See more under the Resources section The balance: Follow loosely, adopt carefully Don’t try to implement every new tool or technique you see. Most trends don’t matter for your fund. Follow these resources to build context about what’s possible and what direction the industry is moving, but only adopt new approaches when they solve actual problems you’re experiencing. The goal isn’t to use the latest technology. It’s to build tools that help your fund invest better. Sometimes that means adopting new approaches early. More often it means sticking with proven technology and focusing on execution.

​

The Bottom Line

LLMs have fundamentally changed how you build VC technology, but they’re becoming baseline rather than differentiating. The competitive advantage is how you integrate AI into your workflows, not that you’re using AI. Connect AI tools to your internal data, whether through MCP servers, CLI tools, or other approaches. The mechanism matters less than the outcome: AI that can query your CRM, data warehouse, and research directly. Understand where AI-assisted development is heading: from single sessions to orchestrated agents working in parallel through git worktrees. Prepare by using technology stacks AI tools understand (TypeScript, Next.js, clear code structure) and writing good documentation. Skip building RAG systems for internal documents. File-native agents with large context windows and file system access work better. Store research as files, give agents file access, let them use tools naturally. Focus on context compaction, not retrieval algorithms.

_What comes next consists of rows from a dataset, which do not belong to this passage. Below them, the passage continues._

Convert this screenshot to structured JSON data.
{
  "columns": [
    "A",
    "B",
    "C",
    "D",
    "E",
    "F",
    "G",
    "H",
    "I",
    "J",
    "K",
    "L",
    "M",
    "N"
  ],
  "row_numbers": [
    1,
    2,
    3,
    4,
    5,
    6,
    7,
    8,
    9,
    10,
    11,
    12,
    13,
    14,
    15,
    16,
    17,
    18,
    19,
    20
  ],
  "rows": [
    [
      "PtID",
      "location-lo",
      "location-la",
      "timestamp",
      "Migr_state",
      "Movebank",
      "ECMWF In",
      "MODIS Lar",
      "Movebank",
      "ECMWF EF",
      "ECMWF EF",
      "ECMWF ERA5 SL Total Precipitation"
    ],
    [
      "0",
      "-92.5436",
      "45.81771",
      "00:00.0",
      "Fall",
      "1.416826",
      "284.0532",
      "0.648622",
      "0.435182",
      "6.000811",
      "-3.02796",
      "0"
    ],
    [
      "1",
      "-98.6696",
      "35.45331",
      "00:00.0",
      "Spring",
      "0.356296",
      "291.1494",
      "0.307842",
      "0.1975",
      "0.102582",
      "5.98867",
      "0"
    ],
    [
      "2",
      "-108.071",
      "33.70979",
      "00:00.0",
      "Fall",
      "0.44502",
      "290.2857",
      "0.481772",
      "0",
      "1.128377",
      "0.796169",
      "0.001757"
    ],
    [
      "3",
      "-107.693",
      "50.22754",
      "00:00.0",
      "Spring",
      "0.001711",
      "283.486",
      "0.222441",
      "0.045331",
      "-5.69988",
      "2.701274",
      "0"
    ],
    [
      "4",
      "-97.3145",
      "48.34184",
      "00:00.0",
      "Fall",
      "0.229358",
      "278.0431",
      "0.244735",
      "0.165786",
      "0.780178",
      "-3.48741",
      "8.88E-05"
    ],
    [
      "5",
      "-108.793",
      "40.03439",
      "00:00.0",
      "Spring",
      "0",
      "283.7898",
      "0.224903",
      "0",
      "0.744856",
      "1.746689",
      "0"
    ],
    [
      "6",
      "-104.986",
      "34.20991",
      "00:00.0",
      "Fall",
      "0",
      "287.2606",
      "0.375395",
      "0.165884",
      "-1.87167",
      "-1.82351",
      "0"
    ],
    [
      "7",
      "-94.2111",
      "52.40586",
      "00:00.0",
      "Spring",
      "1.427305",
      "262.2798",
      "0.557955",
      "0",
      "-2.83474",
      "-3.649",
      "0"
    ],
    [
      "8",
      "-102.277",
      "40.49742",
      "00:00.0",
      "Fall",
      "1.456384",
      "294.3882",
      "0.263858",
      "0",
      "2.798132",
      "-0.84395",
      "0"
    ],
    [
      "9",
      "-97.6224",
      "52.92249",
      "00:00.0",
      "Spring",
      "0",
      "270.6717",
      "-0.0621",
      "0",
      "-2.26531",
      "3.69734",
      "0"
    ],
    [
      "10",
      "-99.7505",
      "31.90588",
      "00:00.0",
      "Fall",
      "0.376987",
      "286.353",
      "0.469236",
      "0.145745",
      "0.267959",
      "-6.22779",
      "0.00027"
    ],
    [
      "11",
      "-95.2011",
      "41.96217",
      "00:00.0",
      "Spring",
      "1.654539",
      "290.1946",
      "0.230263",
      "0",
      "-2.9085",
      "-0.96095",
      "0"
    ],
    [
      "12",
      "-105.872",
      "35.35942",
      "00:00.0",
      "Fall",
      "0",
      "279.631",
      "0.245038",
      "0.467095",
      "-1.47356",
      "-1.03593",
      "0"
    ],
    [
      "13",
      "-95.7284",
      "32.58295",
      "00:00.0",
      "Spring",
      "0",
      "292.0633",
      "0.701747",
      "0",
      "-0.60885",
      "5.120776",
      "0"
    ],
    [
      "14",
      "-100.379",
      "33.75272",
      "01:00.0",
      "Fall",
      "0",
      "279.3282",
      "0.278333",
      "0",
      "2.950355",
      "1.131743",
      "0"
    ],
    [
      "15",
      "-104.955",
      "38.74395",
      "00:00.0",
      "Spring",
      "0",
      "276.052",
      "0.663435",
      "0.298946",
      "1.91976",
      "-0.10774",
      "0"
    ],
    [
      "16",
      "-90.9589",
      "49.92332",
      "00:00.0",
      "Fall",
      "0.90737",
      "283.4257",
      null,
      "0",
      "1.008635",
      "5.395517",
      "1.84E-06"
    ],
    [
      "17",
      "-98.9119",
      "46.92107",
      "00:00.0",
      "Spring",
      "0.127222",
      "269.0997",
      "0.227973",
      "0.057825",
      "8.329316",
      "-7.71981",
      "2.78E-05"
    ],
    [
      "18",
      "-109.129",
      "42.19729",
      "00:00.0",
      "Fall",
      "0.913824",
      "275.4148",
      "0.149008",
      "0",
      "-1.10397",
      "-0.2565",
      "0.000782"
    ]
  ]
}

Ignore the hype: don’t fine-tune models, don’t add AI for theater, don’t worry about AGI timelines, and don’t overcomplicate model selection. Just use Claude Sonnet for most things and Opus when you need deeper reasoning. The next 6 months will bring better tooling for agent orchestration, more mature MCP ecosystems, and continued improvements in model capabilities. But the fundamentals won’t change: use AI where it creates real leverage, integrate it into actual workflows, and focus on solving problems rather than using the latest technology for its own sake.